As a child in Hungary in the 1960s, Ambassador Andras Simonyi listened to the forbidden music on Armed Forces Radio, the British Broadcasting Corp. or any scratchy broadcast that penetrated the Iron Curtain.

“Rock and roll was the means of communication for me to the free world. It didn’t matter whether the communists built walls, they couldn’t stop the music,” he said.

Mr. Simonyi recalled Hungary under communism as a “dark, sad, unfree country” where “I built my own, little world, and rock and roll was my world.”

Mr. Simonyi, who has spoken on the subject at the Rock and Roll Hall of Fame and Museum in Cleveland, hosted a discussion on rock music as a “force for freedom” at a forum last month at the Hungarian Embassy.

His guest of honor was Tommy Ramone, the last surviving original member of the Ramones, the group that in the 1970s sought to return rock to its origins, only louder and faster.

Mr. Ramone, whose real name is Tamas Erdelyi, was born in Hungary and came to the United States with his parents in 1956, during the ill-fated uprising against communism.
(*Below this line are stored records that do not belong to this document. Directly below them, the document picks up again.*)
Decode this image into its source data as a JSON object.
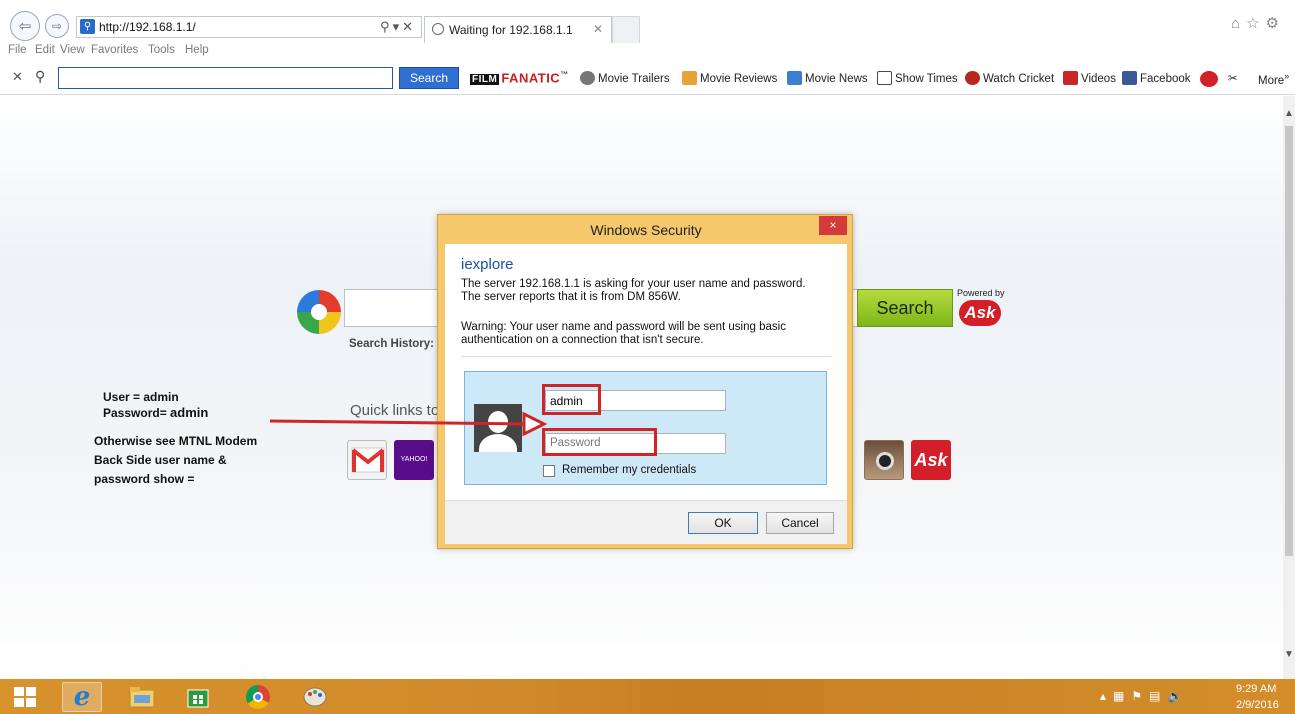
{
  "browser": {
    "address_url": "http://192.168.1.1/",
    "tab_title": "Waiting for 192.168.1.1",
    "menu": [
      "File",
      "Edit",
      "View",
      "Favorites",
      "Tools",
      "Help"
    ]
  },
  "toolbar": {
    "search_button": "Search",
    "brand_box": "FILM",
    "brand_text": "FANATIC",
    "brand_tm": "™",
    "links": [
      {
        "label": "Movie Trailers",
        "icon": "film-reel-icon"
      },
      {
        "label": "Movie Reviews",
        "icon": "thumbs-up-icon"
      },
      {
        "label": "Movie News",
        "icon": "megaphone-icon"
      },
      {
        "label": "Show Times",
        "icon": "calendar-icon"
      },
      {
        "label": "Watch Cricket",
        "icon": "cricket-ball-icon"
      },
      {
        "label": "Videos",
        "icon": "youtube-icon"
      },
      {
        "label": "Facebook",
        "icon": "facebook-icon"
      }
    ],
    "more_label": "More",
    "more_chevron": "»"
  },
  "page": {
    "search_button": "Search",
    "powered_by": "Powered by",
    "ask_logo": "Ask",
    "search_history_label": "Search History:",
    "quick_links_label": "Quick links to",
    "yahoo_tile": "YAHOO!",
    "ask_tile": "Ask"
  },
  "annotation": {
    "user_line": "User = admin",
    "password_line_prefix": "Password=",
    "password_line_value": "admin",
    "note_lines": [
      "Otherwise see MTNL Modem",
      "Back Side user name &",
      "password show ="
    ]
  },
  "dialog": {
    "title": "Windows Security",
    "close_glyph": "×",
    "app_name": "iexplore",
    "message": "The server 192.168.1.1 is asking for your user name and password. The server reports that it is from DM 856W.",
    "warning": "Warning: Your user name and password will be sent using basic authentication on a connection that isn't secure.",
    "username_value": "admin",
    "password_placeholder": "Password",
    "remember_label": "Remember my credentials",
    "ok_label": "OK",
    "cancel_label": "Cancel"
  },
  "taskbar": {
    "time": "9:29 AM",
    "date": "2/9/2016"
  },
  "colors": {
    "taskbar": "#d38e2b",
    "dialog_frame": "#f4c86b",
    "annotation_red": "#d02427",
    "ask_red": "#d21f2a",
    "search_green": "#8cc22a"
  }
}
He said he remembered as a 6-year-old in Budapest seeing a movie about the “decadence of the West.”

“It showed teenagers going crazy over this boogie-woogie music,” Mr. Ramone said. “I said, ‘Boy that’s good music. How can you get that music?’”

In Hungary, Mr. Simonyi took up the electric guitar and formed a band, called the Heavy Levy Marklin Blues Band.

“I really wanted to be a musician,” he said, adding that he eventually went to college and became a diplomat.

However, he never gave up the guitar. After the discussion on rock, the ambassador played with Mr. Ramone, who sang, and Chuck Young of Rolling Stone magazine, who moderated the forum and played bass.

The drummer was Alexander Vershbow, the U.S. ambassador to Russia who first played with Mr. Simonyi when both were ambassadors to NATO.

Mr. Vershbow, who was in Washington for meetings at the State Department, said he has been playing drums since he formed a band at Yale University.

“We were paid in beer,” he said.

Mr. Vershbow still drums occasionally with big band orchestras in Moscow.

Swedes in Texas

Texans will soon hear a Swedish accent on the streets of Houston when the Swedish Embassy opens its first consulate general in the Lone Star State.

Swedish Ambassador Jan Eliasson said the consulate general will formalize Sweden’s outreach to the American South.

“The Southern part of the United States is a vibrant and dynamic area with strong links to Sweden,” he said.

“The new Swedish Consulate General in Houston has an important mission in creating even stronger interaction between the United States and Sweden in several fields, ranging from trade and investments to scientific and cultural exchanges.”

Thomas Ostros, Sweden’s minister for industry and trade, said the United States is Sweden’s largest export market.

“This is why we are investing in yet another presence in one of its main growth regions,” he said.

Sweden has consulates general in New York and Los Angeles and an honorary consulate general in Detroit.

Sweden exported more than $12 billion in goods to the United States in 2003, an increase of 11 percent from the previous year. The United States exported more than $3 billion in goods to Sweden last year.